Esta alianza, cuyos pilares son Arabia Saudita y Emiratos Árabes Unidos, apoya sobre el terreno a las fuerzas progubernamentales yemeníes, en guerra con los rebeldes hutíes, que están apoyados por Irán y controlan la ciudad portuaria de Hodeida, en el mar Rojo.
Desde el jueves pasado se registraron combates y ataques aéreos en este sector, adonde las fuerzas progubernamentales llevaron refuerzos.

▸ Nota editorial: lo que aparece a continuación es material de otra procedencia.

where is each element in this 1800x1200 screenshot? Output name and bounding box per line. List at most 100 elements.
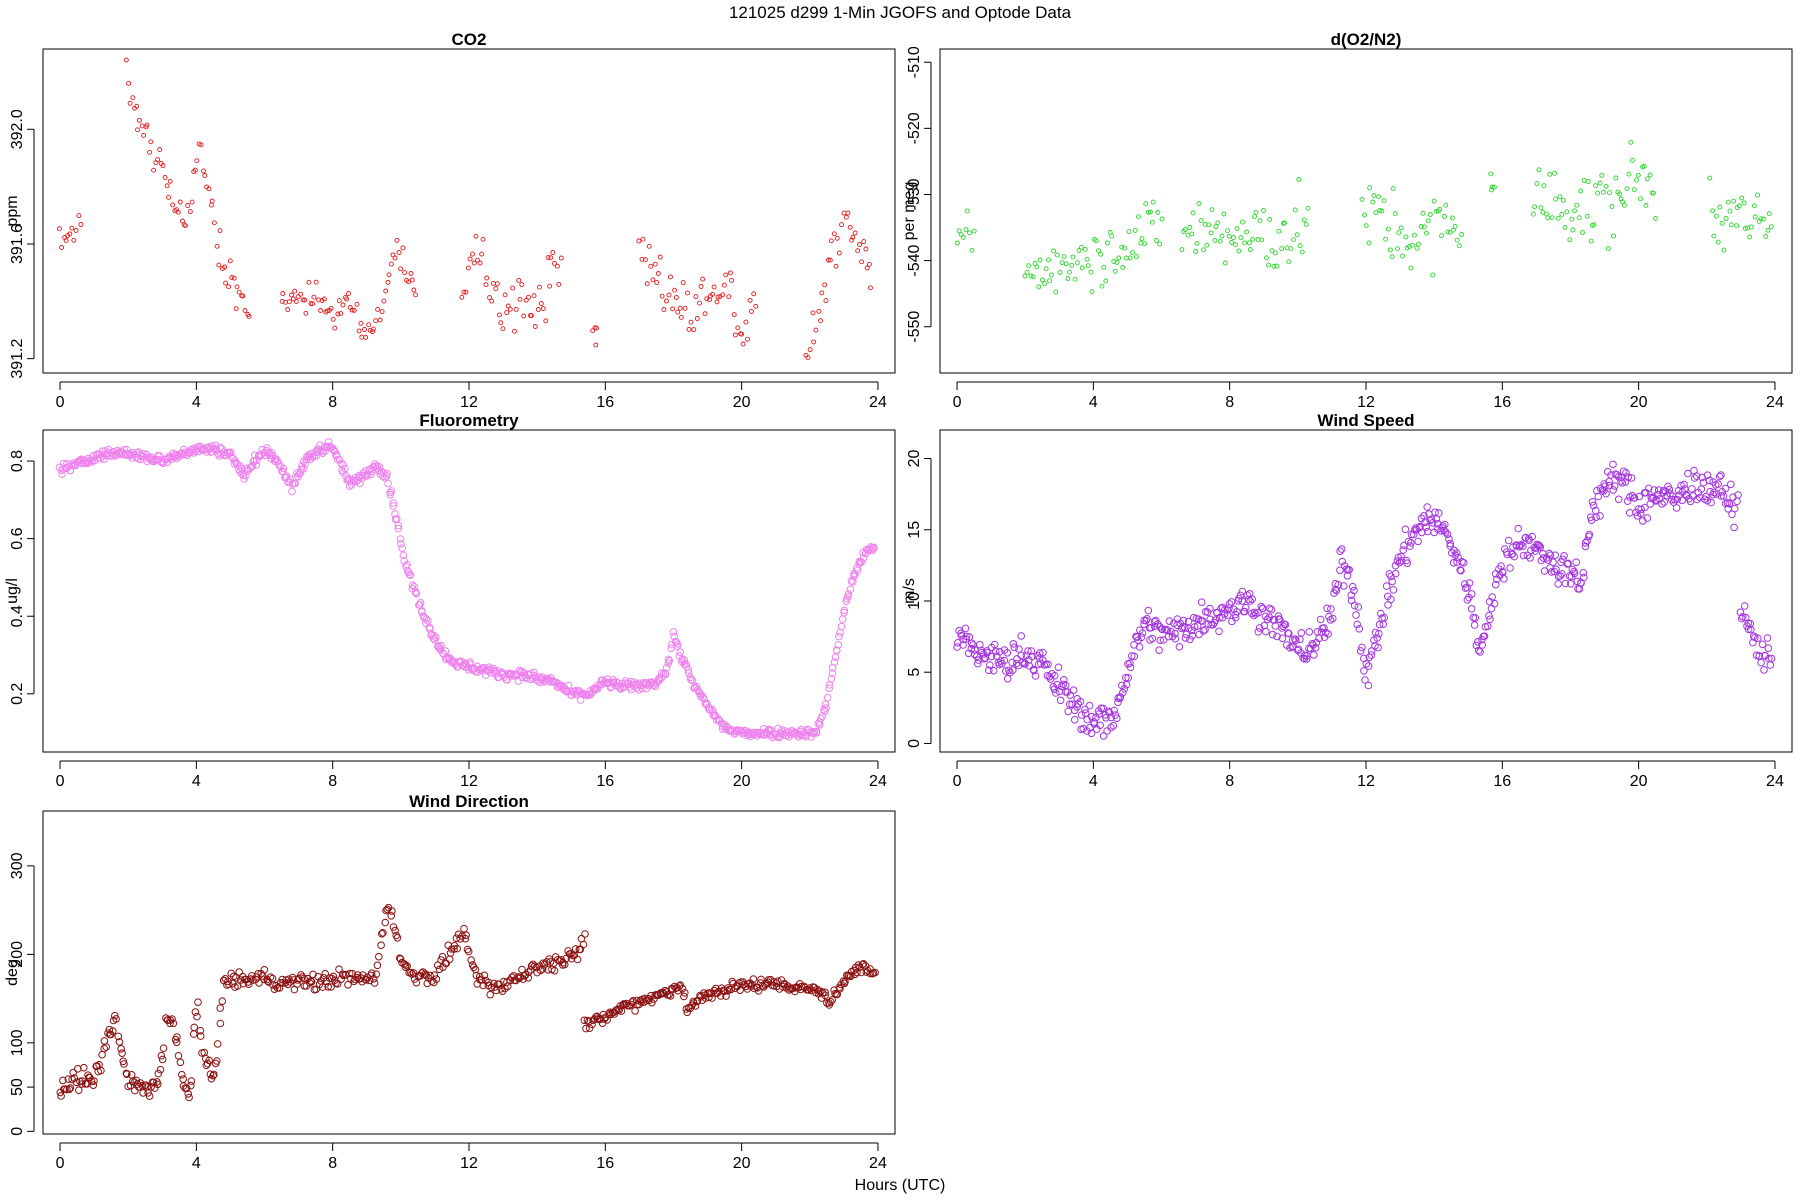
fluorometry-point xyxy=(362,472,371,480)
co2-point xyxy=(490,280,496,286)
co2-point xyxy=(655,271,661,276)
o2n2-point xyxy=(1076,248,1082,253)
co2-point xyxy=(370,329,375,335)
fluorometry-point xyxy=(669,628,678,636)
winddir-point xyxy=(335,965,343,974)
windspeed-point xyxy=(1715,472,1724,481)
winddir-point xyxy=(648,998,656,1007)
co2-point xyxy=(721,282,727,288)
co2-point xyxy=(523,297,529,303)
o2n2-point xyxy=(1564,209,1570,215)
o2n2-point xyxy=(1549,215,1555,221)
o2n2-point xyxy=(1488,171,1494,177)
winddir-point xyxy=(149,1078,158,1087)
co2-point xyxy=(226,284,232,290)
windspeed-point xyxy=(1303,652,1311,660)
windspeed-point xyxy=(1707,498,1715,507)
o2n2-point xyxy=(1299,249,1305,255)
windspeed-point xyxy=(1622,469,1630,477)
windspeed-point xyxy=(1407,539,1415,547)
winddir-point xyxy=(337,975,345,984)
co2-point xyxy=(208,202,214,208)
fluorometry-point xyxy=(96,454,104,463)
co2-point xyxy=(311,294,317,300)
o2n2-point xyxy=(1196,201,1202,206)
o2n2-point xyxy=(1430,272,1436,278)
windspeed-point xyxy=(1623,497,1632,506)
windspeed-point xyxy=(1153,620,1162,629)
co2-point xyxy=(206,186,212,192)
o2n2-point xyxy=(1292,207,1298,213)
winddir-point xyxy=(463,945,472,954)
windspeed-point xyxy=(1637,505,1645,514)
winddir-point xyxy=(187,1081,195,1090)
windspeed-point xyxy=(1215,627,1223,636)
fluorometry-point xyxy=(823,693,832,702)
winddir-point xyxy=(821,991,830,1000)
winddir-point xyxy=(579,940,588,949)
o2n2-point xyxy=(1652,215,1658,221)
winddir-point xyxy=(391,926,399,935)
windspeed-point xyxy=(1138,629,1147,637)
fluorometry-point xyxy=(546,678,555,686)
windspeed-point xyxy=(1399,546,1407,554)
windspeed-point xyxy=(1485,611,1493,620)
fluorometry-point xyxy=(437,641,445,650)
co2-point xyxy=(659,293,665,299)
co2-point xyxy=(340,302,346,308)
o2n2-point xyxy=(1489,187,1495,193)
winddir-point xyxy=(401,961,410,969)
o2n2-point xyxy=(1114,259,1120,265)
winddir-point xyxy=(381,918,390,927)
co2-point xyxy=(711,284,717,290)
windspeed-point xyxy=(1148,634,1157,643)
windspeed-point xyxy=(1171,629,1179,638)
o2n2-point xyxy=(1149,219,1155,225)
windspeed-point xyxy=(1077,711,1086,719)
windspeed-point xyxy=(1255,624,1264,632)
winddir-point xyxy=(467,956,476,964)
windspeed-point xyxy=(1113,714,1121,723)
o2n2-y-tick-label: -540 xyxy=(906,244,923,276)
o2n2-point xyxy=(1532,204,1538,210)
windspeed-point xyxy=(1665,485,1674,494)
windspeed-point xyxy=(1362,660,1371,668)
co2-point xyxy=(648,263,654,269)
winddir-point xyxy=(736,986,744,995)
co2-point xyxy=(67,231,73,237)
o2n2-point xyxy=(1377,208,1383,213)
winddir-point xyxy=(370,979,379,987)
o2n2-point xyxy=(1272,250,1278,256)
o2n2-point xyxy=(1641,163,1647,169)
windspeed-point xyxy=(1102,714,1110,722)
windspeed-point xyxy=(1760,666,1768,674)
co2-point xyxy=(157,147,163,152)
fluorometry-point xyxy=(398,544,407,553)
o2n2-x-tick-label: 16 xyxy=(1493,394,1511,411)
co2-point xyxy=(704,296,710,302)
windspeed-point xyxy=(1441,520,1449,529)
windspeed-point xyxy=(1581,542,1590,551)
o2n2-point xyxy=(1305,205,1311,211)
windspeed-point xyxy=(1039,648,1047,657)
o2n2-point xyxy=(1236,248,1242,254)
o2n2-point xyxy=(1395,246,1400,252)
o2n2-point xyxy=(1567,237,1573,243)
windspeed-point xyxy=(1122,673,1130,682)
winddir-point xyxy=(189,1030,198,1038)
co2-point xyxy=(805,355,811,361)
o2n2-point xyxy=(1093,238,1099,244)
o2n2-point xyxy=(1074,260,1080,266)
windspeed-point xyxy=(1152,616,1160,625)
windspeed-point xyxy=(1607,471,1615,479)
windspeed-point xyxy=(1727,480,1735,489)
fluorometry-point xyxy=(108,452,117,460)
windspeed-point xyxy=(1377,609,1385,618)
o2n2-point xyxy=(1130,250,1135,256)
windspeed-point xyxy=(1003,649,1012,657)
fluorometry-point xyxy=(345,482,354,491)
windspeed-point xyxy=(1225,604,1233,612)
windspeed-point xyxy=(1450,546,1458,555)
o2n2-point xyxy=(1363,223,1369,229)
windspeed-point xyxy=(1428,519,1437,527)
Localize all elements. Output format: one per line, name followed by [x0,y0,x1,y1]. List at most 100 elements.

No se trata «de operaciones ofensivas», sino de despliegues para «proteger a nuestras tropas y ampliar los perímetros de seguridad en ciertas zonas», declaró a la AFP una fuente de la coalición que solicitó el anonimato.
El viernes, el secretario general de Naciones Unidas, Antonio Guterres, pidió el fin «inmediato» de la «violencia» en Yemen para evitar que el país caiga en un «precipicio», con la mitad de su población amenazada por la hambruna.
El mediador de la ONU Martin Griffiths había exhortado a las partes beligerantes a sentarse a la mesa de negociaciones «en un plazo de un mes».
«La coalición se comprometió a hacer que se reduzcan las hostilidades en Yemen y apoya firmemente el proceso político», que busca relanzar el enviado especial de la ONU, declaró la fuente de la coalición.
No obstante, «si los hutíes no acuden a las negociaciones de paz, eso podría conducir a que se reanude la ofensiva sobre Hodeida».
«La situación humanitaria en Yemen es inaceptable» y «nosotros nos comprometemos a poner fin al conflicto lo antes posible» y a «mantener el puerto de Hodeida abierto», aseguro esta fuente.
Reino Unido llamó este lunes a sus socios en el Consejo de Seguridad de la ONU a actuar rápidamente para promover una solución política en Yemen, teatro de la peor crisis humanitaria en el mundo.
Desde 2015, Yemen está golpeado por una guerra que dejó unos 10.000 muertos y más de 56.000 heridos, según la Organización Mundial de la Salud, aunque varios responsables humanitarios consideran que el balance real de víctimas es mucho más elevado.